The Weasley Home, Ottery St. Catchpole – Autumn Evening, 1961
The wind curled around the corners of the old house like a cat brushing against the walls, rattling dry leaves across the windowpanes. Inside, it was warm—quiet and golden with the soft glow of candlelight. Cedrella sat with her knitting by the hearth, but the needles had stilled in her hands. Her eyes drifted toward the window, drawn to the faint notch in the stone where the frame still bore a mark from years ago.
Septimus was leafing through the post at the table, squinting at a few dull Ministry notices until a dark blue envelope caught his eye.
Cedrella, still watching the sill, murmured, "Do you remember that window?"
He looked up. "The one Anatolius blew open when he was four?"
She smiled faintly. "He was so furious that day. I'd told him he couldn't go out in the rain. He stamped his foot and shouted, and the latch snapped clean off."
"He swore he didn't do it."
"He also said the rain was sad we were keeping him inside." Her smile deepened. "I knew then it wasn't just wild magic. It was the start of something deliberate."
Septimus chuckled, sliding the envelope open. "I think you called it 'delicate stormwork,' if I recall."
Cedrella let out a soft laugh, her eyes now distant. "It was the first time he looked frightened of himself. And also—the first time he asked me if the house would forgive him."
Septimus paused, letting her words settle like dust in quiet corners of the room. He unfolded the parchment inside the envelope and skimmed it, then cleared his throat.
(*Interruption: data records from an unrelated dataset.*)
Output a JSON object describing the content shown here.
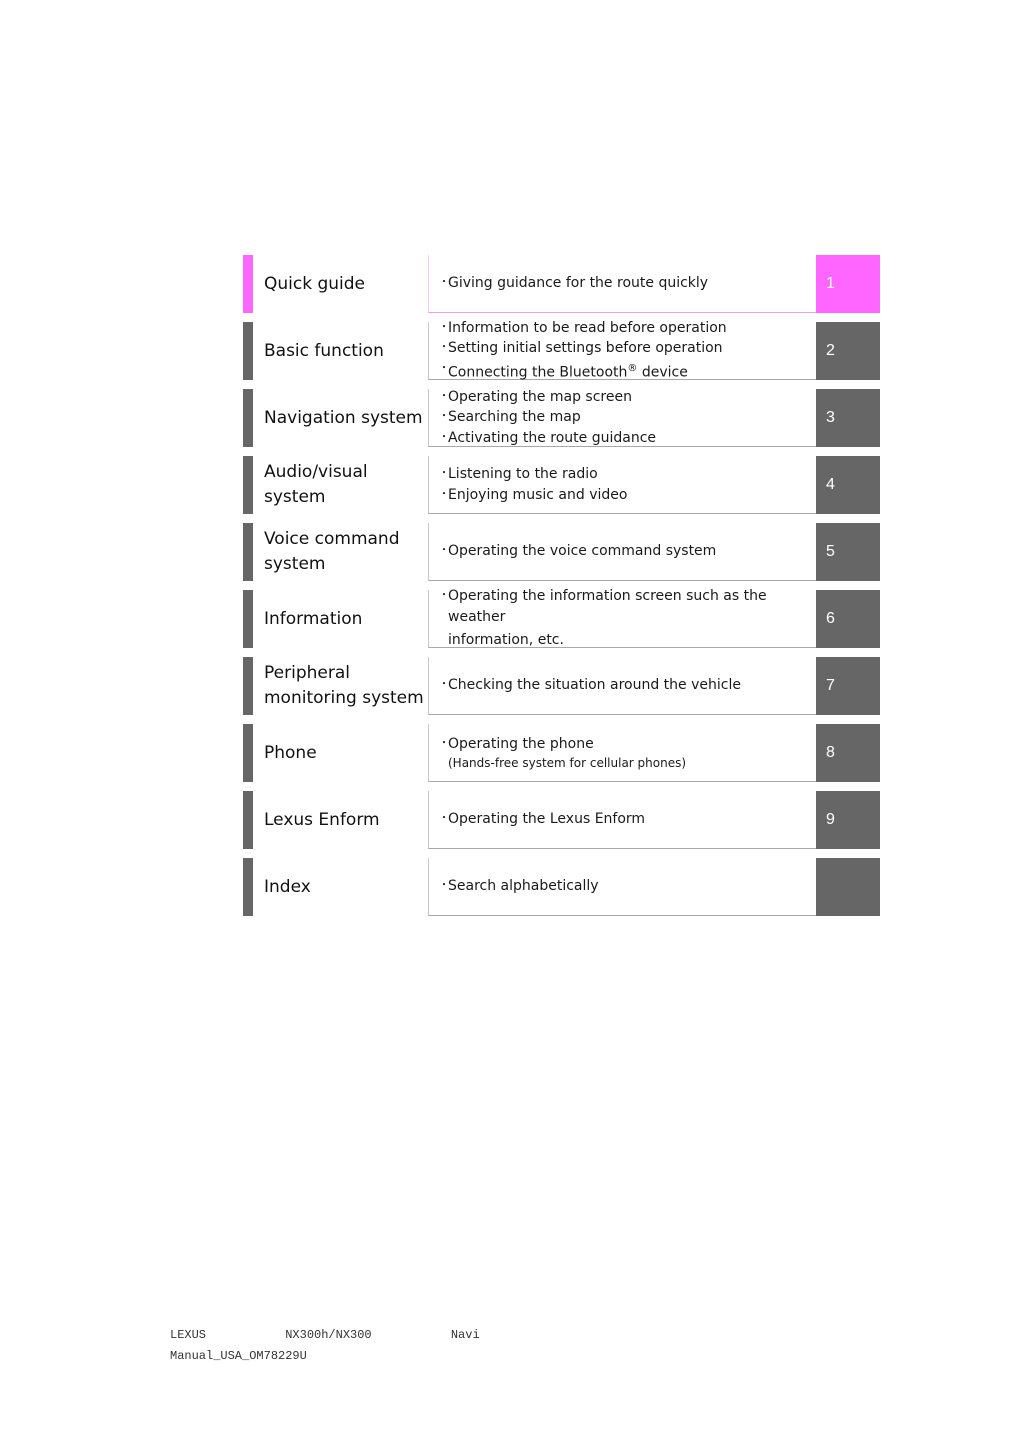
{
  "accent_color": "#ff66ff",
  "tab_color": "#666666",
  "sections": [
    {
      "title": [
        "Quick guide"
      ],
      "items": [
        "Giving guidance for the route quickly"
      ],
      "tab": "1"
    },
    {
      "title": [
        "Basic function"
      ],
      "items": [
        "Information to be read before operation",
        "Setting initial settings before operation",
        "Connecting the Bluetooth® device"
      ],
      "tab": "2"
    },
    {
      "title": [
        "Navigation system"
      ],
      "items": [
        "Operating the map screen",
        "Searching the map",
        "Activating the route guidance"
      ],
      "tab": "3"
    },
    {
      "title": [
        "Audio/visual",
        "system"
      ],
      "items": [
        "Listening to the radio",
        "Enjoying music and video"
      ],
      "tab": "4"
    },
    {
      "title": [
        "Voice command",
        "system"
      ],
      "items": [
        "Operating the voice command system"
      ],
      "tab": "5"
    },
    {
      "title": [
        "Information"
      ],
      "items": [
        "Operating the information screen such as the weather"
      ],
      "continuation": "information, etc.",
      "tab": "6"
    },
    {
      "title": [
        "Peripheral",
        "monitoring system"
      ],
      "items": [
        "Checking the situation around the vehicle"
      ],
      "tab": "7"
    },
    {
      "title": [
        "Phone"
      ],
      "items": [
        "Operating the phone"
      ],
      "subnote": "(Hands-free system for cellular phones)",
      "tab": "8"
    },
    {
      "title": [
        "Lexus Enform"
      ],
      "items": [
        "Operating the Lexus Enform"
      ],
      "tab": "9"
    },
    {
      "title": [
        "Index"
      ],
      "items": [
        "Search alphabetically"
      ],
      "tab": ""
    }
  ],
  "bullet_char": "・",
  "footer": {
    "line1": "LEXUS           NX300h/NX300           Navi",
    "line2": "Manual_USA_OM78229U"
  }
}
"It's from Dorea and Charlus. Handwritten, of course. No flourishes spared."
He began to read:
Dear Cedrella and Septimus,
We hope the changing leaves are treating you kindly and that Septimus hasn't gotten lost in the orchard again—Charlus says he once did for a full afternoon, but refuses to admit it on record.
We're writing not only with affection, but with pride. James has been utterly beside himself since Anatolius started at Hogwarts. He keeps walking around the house waving a spoon and muttering incantations in what sounds like Mermish. We had to confiscate the teapot this morning.
He keeps saying, "I want to be exactly like Anatolius when I go to Hogwarts." You've raised someone remarkable.
Dorea has enclosed a charm—one of her protective pieces, enchanted subtly into a pin. It's in the shape of a badger (she insisted, of course). Let Anatolius wear it tucked into his robes, or keep it somewhere close. It's more sentiment than shield, but perhaps the meaning will matter more than the magic.
Give him our love. And tell him that his godmother is still better at Transfiguration than Charlus, no matter what he says.
With warmth and fond memory,
Dorea & Charlus
Cedrella's lips curled into a quiet smile. "He always liked James," she said. "Treated him seriously, even when he was still running about in too-large boots and flinging hay at chickens."
"I think he liked that James listened to him," Septimus added. "Most children don't stop to ask why the world works the way it does."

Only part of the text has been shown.